Well, I’m not going to meet them weeping, I thought, but just as I pulled out my handkerchief, she saw me and she smiled at me, and taking the little boy by the hand she brought him right up the path towards me, and she said in the most sprightly and confident voice,

“Toby, I would have known you anywhere. You look exactly the same.”

Her smile was so vibrant and so generous that I couldn’t answer her. I couldn’t speak. I couldn’t tell her what it meant to me to see her, and when I looked down at the little boy looking up at me, this dark-haired, dark-eyed image of my long-dead brother Jacob, this perfect straight-shouldered and regal little boy, this confident and clever-looking little boy that any man would want for a son, this fine and splendid little boy, well, I did start to cry.

“You’re going to make me cry if you don’t stop,” she said. She put her hand out and clasped my arm.

There was nothing hesitant or reticent about her, and when I thought back on it, I realized there never had been at all. She was forceful and confident and she had a deep, soft voice that underscored her generous character.

Generous, that was the word that came to me as I looked into her eyes, as she smiled up at me. She was generous. She was generous and loving and she’d come all the way here because I asked her to do it, and I found myself saying it out loud.

“You came. You came all the way. You came. I thought up until the last moment that you wouldn’t come.”

The little boy took something out of his breast pocket and he handed it to me.

I bent down the better to look at him, and I took what he had given me and I saw it was a little picture of me. It had been cut out of my school yearbook and it had been laminated.

“Thank you, Toby,” I said.

“Oh, I always carry it,” he said immediately. “I always tell people, ‘That’s my dad.’ ”

I kissed him on the forehead. And then he surprised me. He put his arm around me, almost as if he was the man and I was the boy. He put his arm around me and he held me. I kissed him again on his soft little cheek. He looked at me with the clearest simplest eyes. “I always knew you’d come,” he said. “I mean I knew you’d show up someday. I knew you would.” He said all that as simply as he’d said the rest.

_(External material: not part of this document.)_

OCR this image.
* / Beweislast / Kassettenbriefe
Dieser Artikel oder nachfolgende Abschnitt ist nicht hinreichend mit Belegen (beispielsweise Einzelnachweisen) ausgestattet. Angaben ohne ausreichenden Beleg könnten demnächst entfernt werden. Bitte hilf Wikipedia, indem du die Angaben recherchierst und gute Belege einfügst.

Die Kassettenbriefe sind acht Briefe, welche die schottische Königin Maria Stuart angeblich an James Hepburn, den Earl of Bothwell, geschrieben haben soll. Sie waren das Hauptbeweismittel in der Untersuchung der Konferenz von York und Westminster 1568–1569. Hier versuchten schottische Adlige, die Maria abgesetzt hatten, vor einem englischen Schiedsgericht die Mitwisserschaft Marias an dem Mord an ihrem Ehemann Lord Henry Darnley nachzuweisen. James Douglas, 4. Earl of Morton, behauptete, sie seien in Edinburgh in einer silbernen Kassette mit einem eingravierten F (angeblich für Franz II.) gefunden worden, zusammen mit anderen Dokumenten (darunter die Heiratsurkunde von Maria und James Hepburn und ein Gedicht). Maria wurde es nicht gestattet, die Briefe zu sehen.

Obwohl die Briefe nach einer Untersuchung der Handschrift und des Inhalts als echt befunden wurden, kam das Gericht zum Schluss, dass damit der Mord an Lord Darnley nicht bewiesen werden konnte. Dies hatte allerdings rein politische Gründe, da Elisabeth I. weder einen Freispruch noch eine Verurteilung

I stood up, swallowed, and then I looked at both of them again, and put my arms around them both. I drew them close to me, and held them, and I was conscious of her softness, of her pure sweetness, a feminine sweetness so alien to me and the life I’d lived, and of a lovely floral perfume coming from her silky dark hair.

“Come on, the room’s ready,” I stammered as if these were momentous words. “I checked you in, let me take you up.”

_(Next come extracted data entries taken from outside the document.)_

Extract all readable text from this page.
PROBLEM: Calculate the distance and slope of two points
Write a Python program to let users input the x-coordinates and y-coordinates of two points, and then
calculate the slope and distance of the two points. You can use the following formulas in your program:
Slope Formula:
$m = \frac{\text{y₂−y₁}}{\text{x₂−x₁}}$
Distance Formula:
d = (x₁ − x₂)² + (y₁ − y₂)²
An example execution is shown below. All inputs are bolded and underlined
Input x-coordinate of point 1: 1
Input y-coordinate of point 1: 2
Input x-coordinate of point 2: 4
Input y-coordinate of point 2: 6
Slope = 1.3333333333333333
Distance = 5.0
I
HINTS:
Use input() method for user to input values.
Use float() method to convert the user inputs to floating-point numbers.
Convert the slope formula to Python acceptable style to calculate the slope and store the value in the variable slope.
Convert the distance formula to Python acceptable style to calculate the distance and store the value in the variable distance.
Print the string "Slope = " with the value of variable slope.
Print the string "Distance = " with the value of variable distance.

I realized then that the bellhop had been standing there all the while with the cart of luggage, and I gave him a twenty-dollar bill, told him it was the Innkeeper’s Suite and we’d meet him on the top floor.

For a moment I merely looked at her again, and it came back to me what Malchiah had said. What you tell her, you tell her for her sake. Not for your own.

Something else hit me full force as I looked at her, as well, and that was how serious she was, that seriousness was the other side of her self-confidence. Seriousness was why she would pick up and come here without a moment’s hesitation and let her son meet his father. And that seriousness reminded me of someone I’d known and loved on my adventures with Malchiah, and I realized now that when I’d been with that person—a woman in a long-ago age, I’d been reminded then of this beautiful and living and breathing woman who stood with me in my own day and age now.